Seperti halnya Ethereum, Solana merupakan blockchain yang memiliki fitur kontrak pintar serta mendukung pembuatan aplikasi terdensentralisasi (decentralized applications/DApps). Namun, alih-alih hanya memanfaatkan proof-of-stake (PoS)—yang digunakan oleh Ethereum—Solana menggunakan pula proof-of-history (PoH) sebagai algoritme konsensus jaringan.
Dikutip dari laman Pintu, fokus Solana adalah mengembangkan platform blockchain dengan skalabilitas tinggi, aman, dan terdensentralisasi. Itu membuatnya dapat menghasilkan jaringan yang memproses transaksi dengan cepat serta berbiaya murah, dan ekosistem yang mendukung pengembangan aplikasi aset kripto baru.

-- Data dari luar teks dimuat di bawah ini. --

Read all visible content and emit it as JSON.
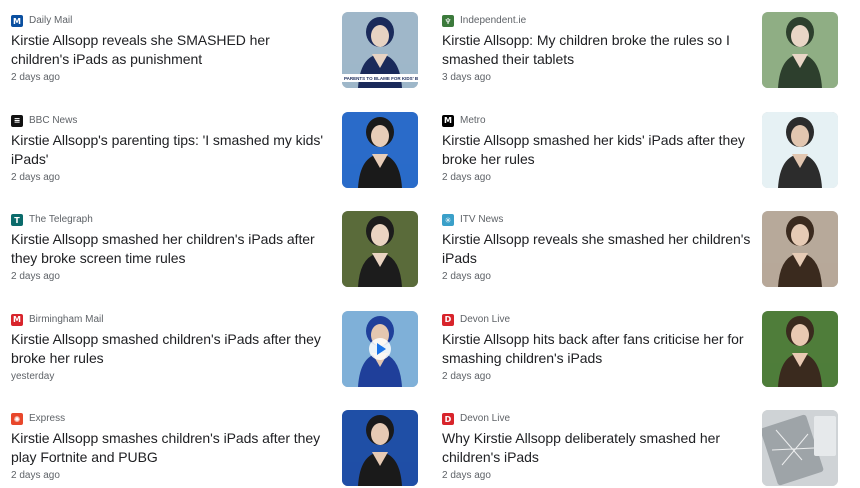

Solana dikembangkan oleh Anatoly Yakovenko dan Greg Fitzgerald. Mereka sebelumnya bekerja di Qualcomm, perusahaan teknologi yang berbasis di California, Amerika Serikat.
Anatoly memulai proyek Solana pada 2017, dan berhasil mendapatkan US$25 juta dolar melalui Initial Coin Offering (ICO). Lalu, whitepaper resmi Solana dirilis pada Februari 2018, diikuti oleh beberapa fase pengujian hingga akhirnya resmi diluncukan pada Maret 2020.
Solana berada dalam naungan Solana Labs dan Solana Foundation. Solana Labs berfokus pada pengembangan teknologi, termasuk mekanisme PoH. Sedangkan, Solana Foundation adalah organisasi yang berurusan dengan penggalangan dana, pembangunan kerja sama eksternal, dan pengembangan komunitas Solana.
Adapun Solana Coin, dengan kode SOL, merupakan token utilitas Solana. Investor dapat menggunakan aset kripto tersebut untuk berbagai transaksi di platform.